Title: The Death of Orpheus by Parmigianino
Place: Rome
Date: c. 1526
Medium & technique: Pen and brown ink with brown wash, pencil added; laid down with gold ruled border
Dimensions: 135 x 172 mm (irregular)
Themes: Monstrous – Marvellous
Collection: National Gallery of Victoria, Melbourne, 1278.727-3. Felton Bequest, 1923. This digital record has been made available on NGV Collection Online through the generous support of the Joe White Bequest.

In this energetic pen and ink study, Parmigianino (Girolamo Maria Francesco Mazzola, 1503–40) represents the mythological musician Orpheus lying on his side, possibly ready to play his harp, when a group of women attack him. With arms raised, they strike blows, and one woman violently rips the hero’s head backward. Orpheus, son of Apollo and the muse Calliope, is best known for his tragic failure to rescue his bride Eurydice from the underworld. But the poet Ovid describes how later in life Orpheus apparently abjured women and focused his amorous attention on young boys. As a consequence, the Ciconian women – followers of the god Dionysus – grew enraged and attempted to beat Orpheus with sticks, but his music thwarted their blows. Finally, they tore him to pieces, killing him with their bare hands. 

We see Orpheus turning to face the violent blows of his assailants.
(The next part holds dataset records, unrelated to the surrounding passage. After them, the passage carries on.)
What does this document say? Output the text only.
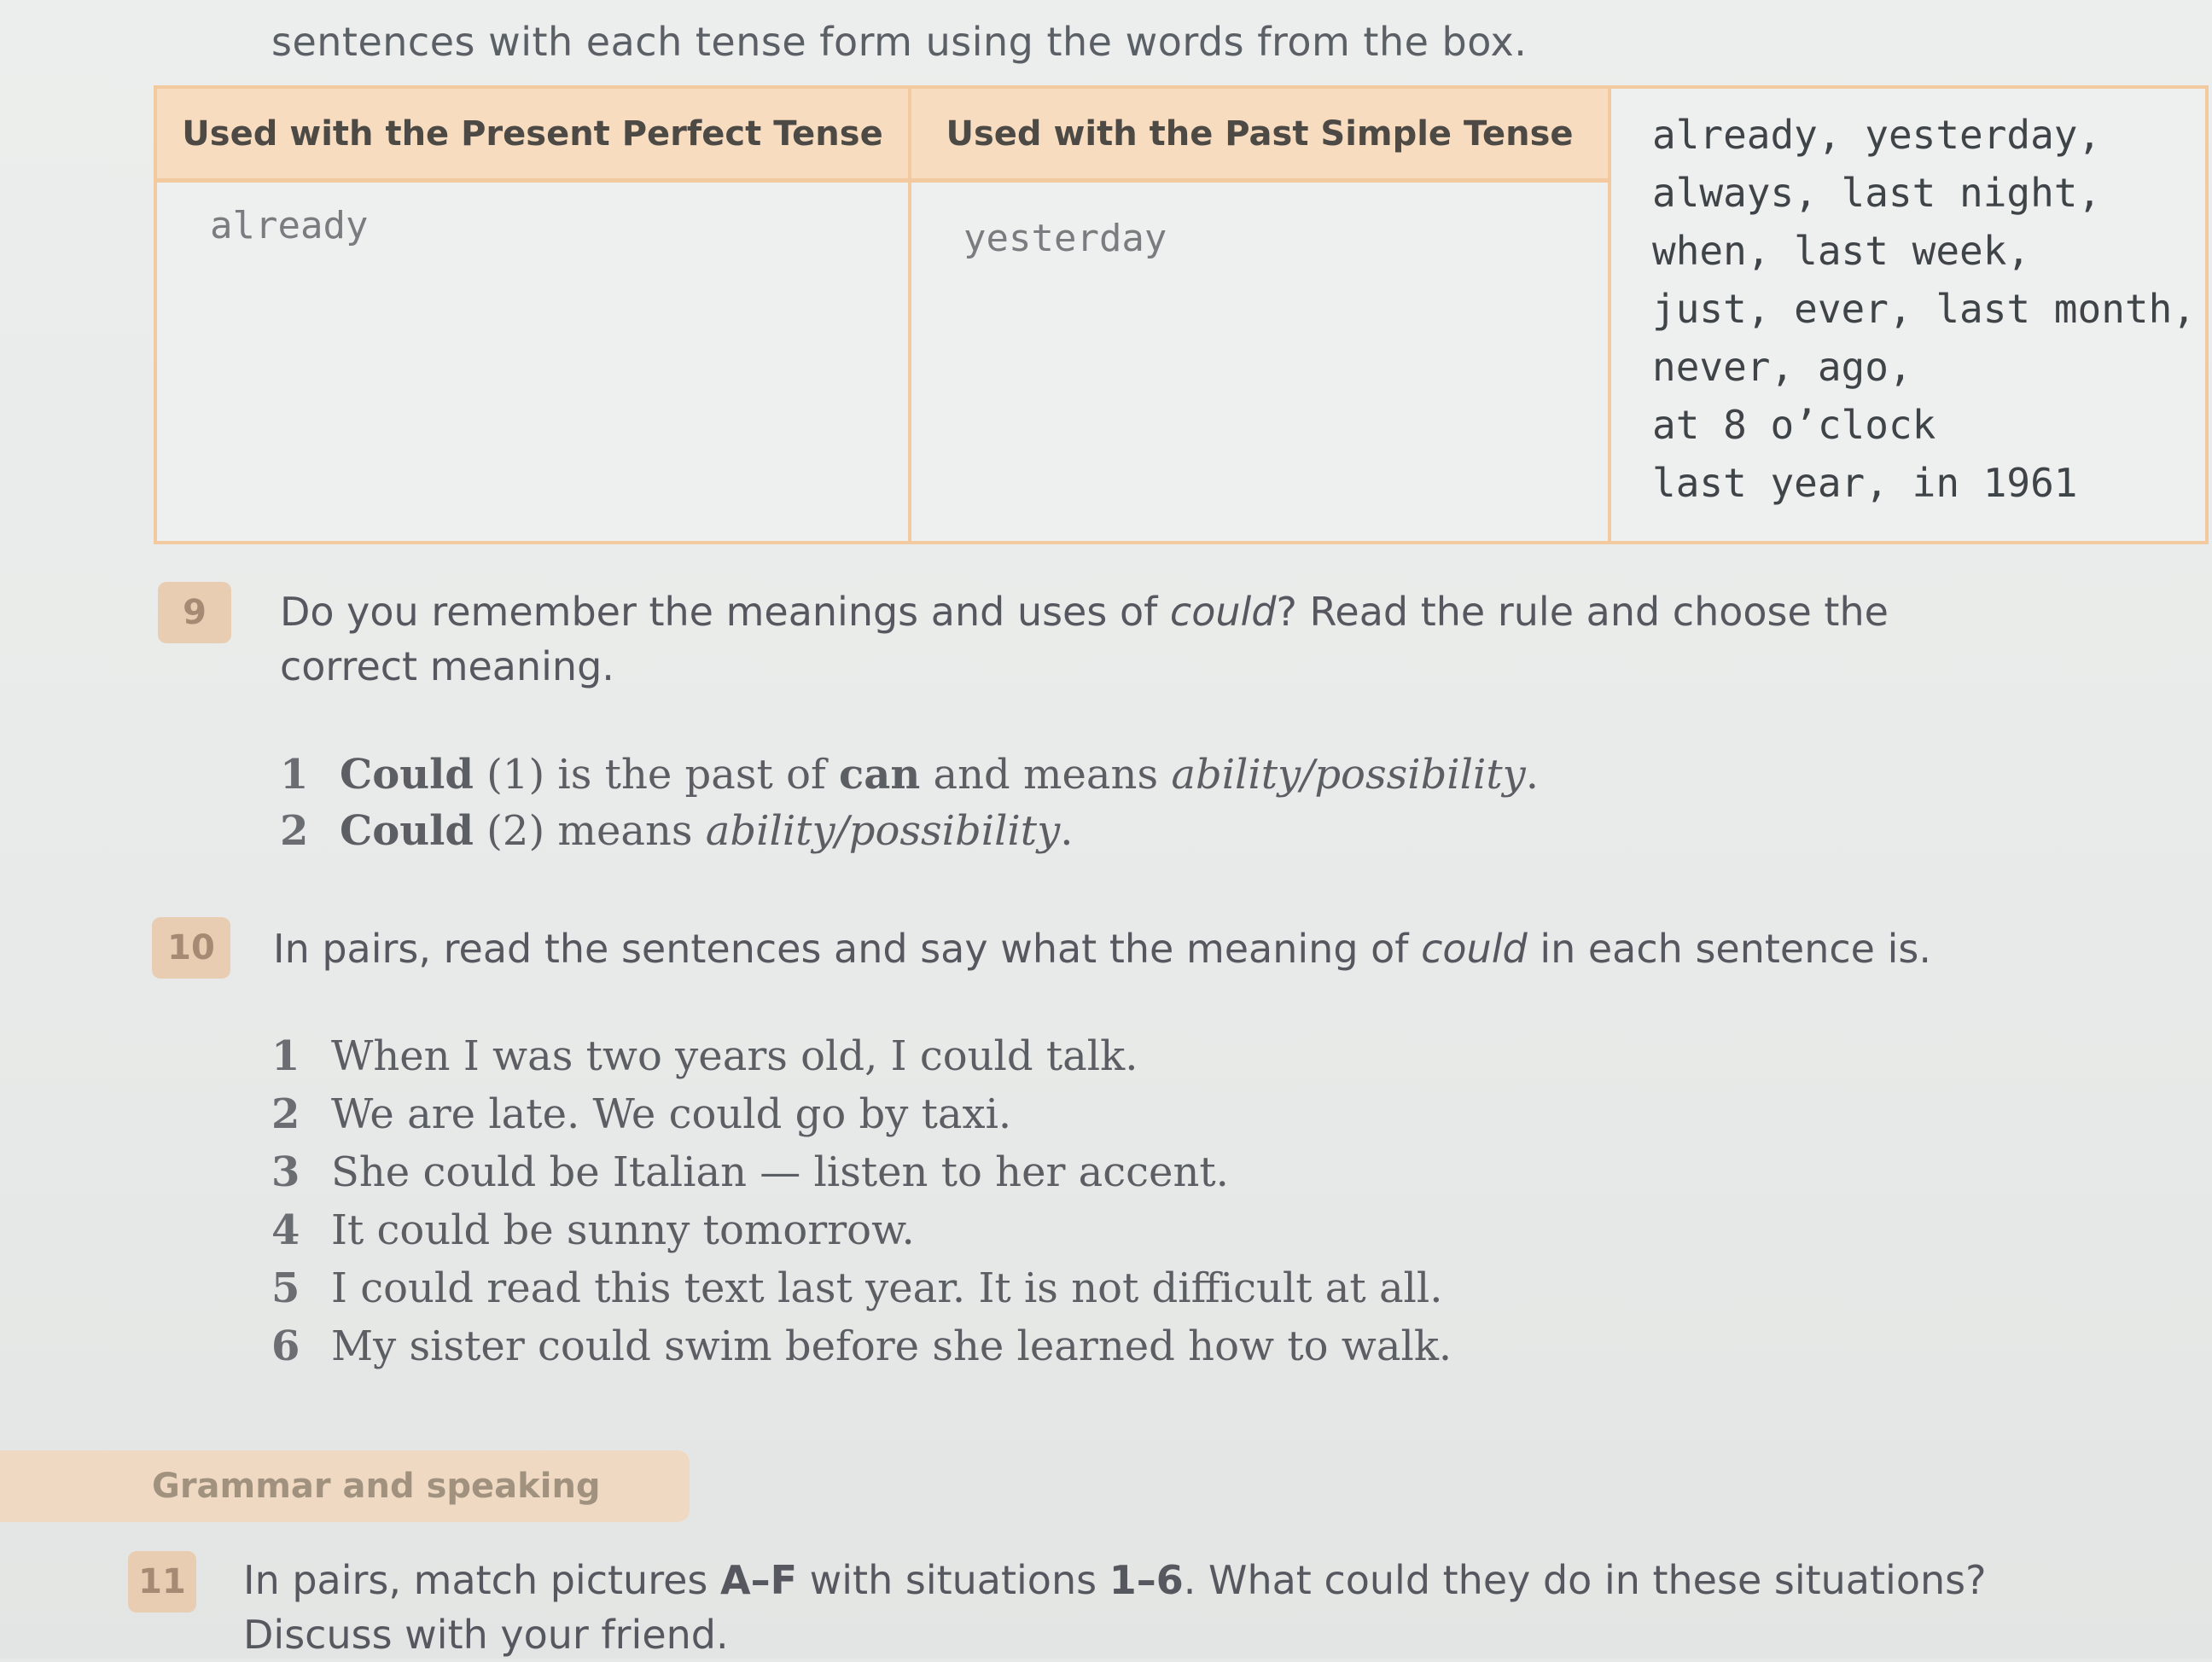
sentences with each tense form using the words from the box.
Used with the Present Perfect Tense	Used with the Past Simple Tense
already	yesterday
already, yesterday,
always, last night,
when, last week,
just, ever, last month,
never, ago,
at 8 o’clock
last year, in 1961
9	Do you remember the meanings and uses of could? Read the rule and choose the
correct meaning.
1 Could (1) is the past of can and means ability/possibility.
2 Could (2) means ability/possibility.
10	In pairs, read the sentences and say what the meaning of could in each sentence is.
1 When I was two years old, I could talk.
2 We are late. We could go by taxi.
3 She could be Italian — listen to her accent.
4 It could be sunny tomorrow.
5 I could read this text last year. It is not difficult at all.
6 My sister could swim before she learned how to walk.
Grammar and speaking
11 In pairs, match pictures A–F with situations 1–6. What could they do in these situations?
Discuss with your friend.
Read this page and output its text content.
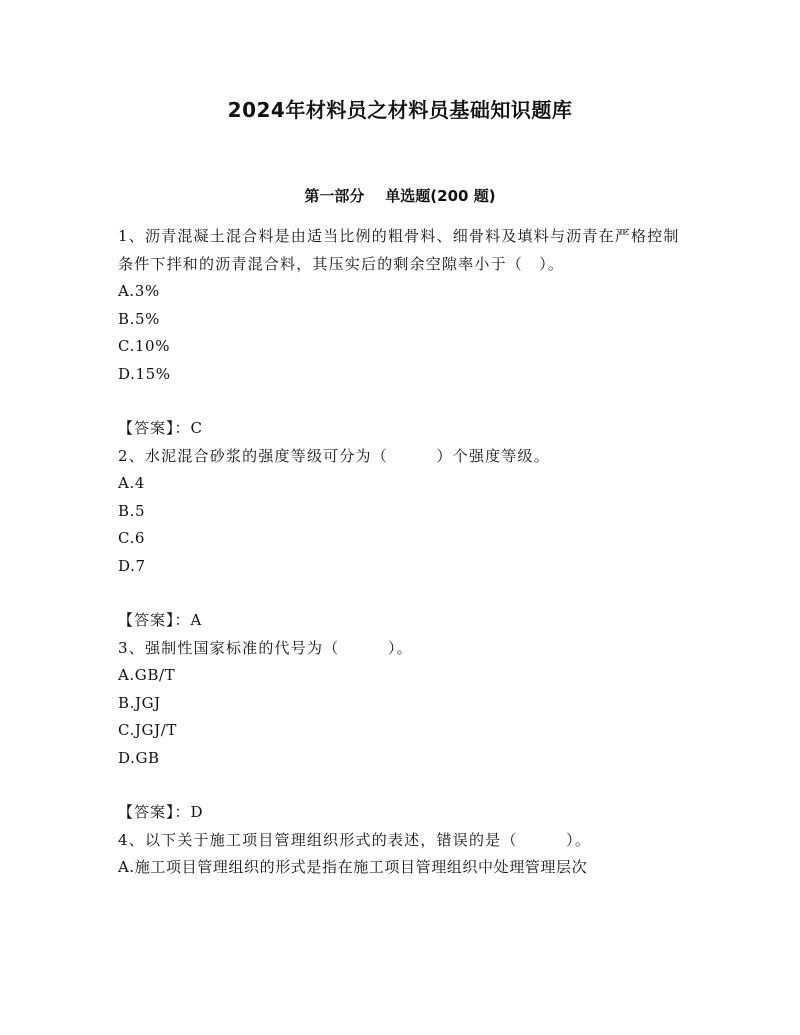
2024年材料员之材料员基础知识题库
第一部分    单选题(200 题)

1、沥青混凝土混合料是由适当比例的粗骨料、细骨料及填料与沥青在严格控制条件下拌和的沥青混合料，其压实后的剩余空隙率小于（　）。

A.3%

B.5%

C.10%

D.15%

【答案】：C

2、水泥混合砂浆的强度等级可分为（　　　）个强度等级。

A.4

B.5

C.6

D.7

【答案】：A

3、强制性国家标准的代号为（　　　）。

A.GB/T

B.JGJ

C.JGJ/T

D.GB

【答案】：D

4、以下关于施工项目管理组织形式的表述，错误的是（　　　）。

A.施工项目管理组织的形式是指在施工项目管理组织中处理管理层次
The women’s bodies are drawn with rapid, energetic strokes of the pen, whereas his form constitutes a more controlled study in shadow, with deliberate hatchings articulating the area beneath his left arm. Parmigianino’s composition derives from an earlier print after a lost design by Andrea Mantegna. Parmigianino studied that print closely but stripped it of many details. Instead, he focused on Orpheus’s anguish and the almost choreographed violence of his attackers.       

Edward Wouk, University of Manchester   

Further Reading:

A. E. Popham, Catalogue of the Drawings of Parmigianino, 3 vols (New Haven and London: Yale University Press, 1971), p. 115, no. 281, pl. 271.

Helmut Puff, ‘Orpheus after Eurydice (according to Albrecht Dürer),’ in Dead Lovers: Erotic Bonds and the Study of Premodern Europe, eds. Basil Duffallo and Peggy McCracken (Ann Arbor: The University of Michigan Press, 2006), 71-95.